F1 data isn’t quite as available as something like college football data, and at best I have only been able to find down to the lap. I have not found any source that will just let you directly download CSV files, and the most open one being ergast’s api for non-commercial use. The majority of the data used for modeling will likely have to come from web-scraping and/or parsing PDFs.

Data Tools

The data parsing tools exist in the formulapy.data module and any local files will go into the data folder that is outside the scope of the actual formulapy module. Local files, like fia pdf files, are ignored through the .gitignore file, so aren’t and cannot be included in the repository.

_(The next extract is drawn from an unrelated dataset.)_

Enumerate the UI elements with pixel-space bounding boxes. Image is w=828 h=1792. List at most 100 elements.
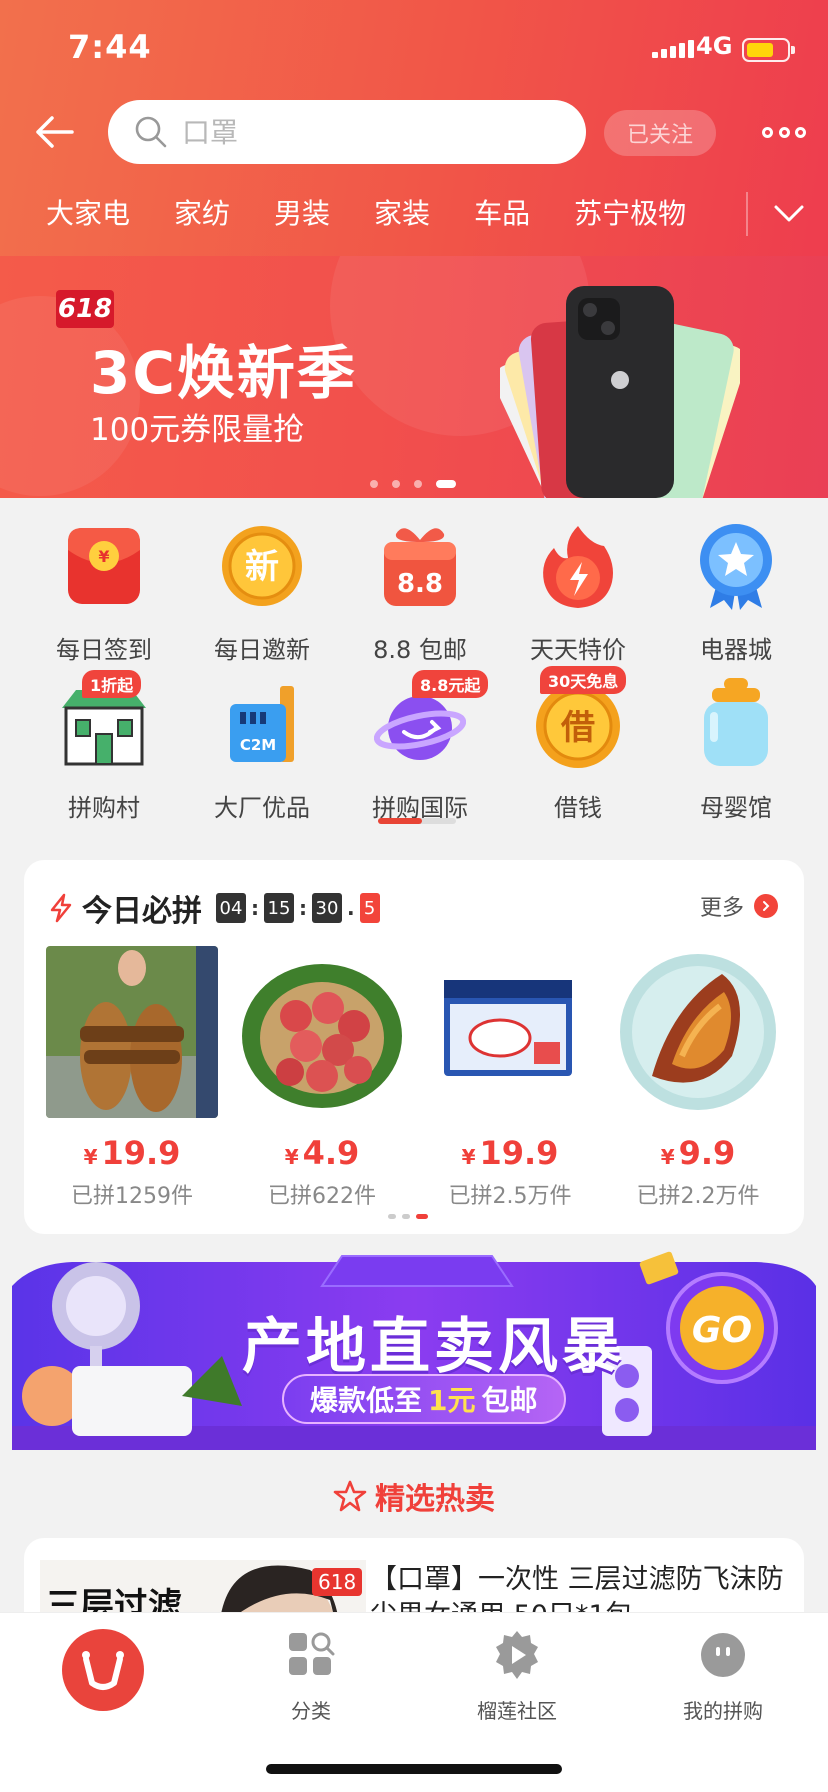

formulapy.data.fia.parsers.append_time_info(driver, idx, pos, row)[source]

Factors out some common logic for getting the time information for the driver based on their relative position in the row.

Parameters:
  • driver – dict with driver info
  • idx – the indices of the columns where times should be
  • pos – the last column that this driver shouldn’t have values past
  • row – the current row being processed
Returns:

None, driver dicts are modified directly, so no return required

formulapy.data.fia.parsers.format_times(t)[source]

Converts a list of time strings into a list of floats, representing the number of seconds for the given lap. Assumes the values are always minutes:seconds.milliseconds.

Parameters:t – list of time strings
Returns:list of times as floats
formulapy.data.fia.parsers.get_drivers(table)[source]

Takes an input of a pdftable, corresponding to the data on one page of fia lap timing report from qualifications or practice. See Japan Qualifying Report for an example PDF that this function helps parse.

Parameters:table – pdftable from calling parse_laptimes()
Returns:
  • list of python dicts, where each dict represents one driver on this page
formulapy.data.fia.parsers.init_driver(driver_strings, driver_idx)[source]

Initializes the driver dict and stores values from the driver_strings into it, if they exist

Parameters:
  • driver_strings – tuple with driver number and name within it
  • driver_idx – 0, 1, or 2, representing the index of the 3 drivers processed at a time
Returns:

initialized driver dict, where empty if there was no info for the given idx

formulapy.data.fia.parsers.parse_laptimes(filepath)[source]

Parses a PDF of qualifying or practice report lap times from the FIA into data that we can further analyze. See an example at Japan Qualifying Report.

Parameters:filepath – a string pathname to the pdf on your local computer
Returns:
  • a pandas dataframe with column for number, name, and times
formulapy.data.fia.parsers.split_joined_times(t)[source]

Splits times that can sometimes be joined together based on how the PDF is formatted. If it doesn’t detect joined times, then it will just return the single time in a list.

Parameters:t – a string with likely times in it
Returns:a list containing individual times
formulapy.data.fia.parsers.split_num_str(s)[source]

Data Sources

When utilizing web-based data sources, you must be considerate and abide by their requests. This means that much of the data available cannot be directly rehosted. Here is a list of sources that could be used for gathering data to use in building models.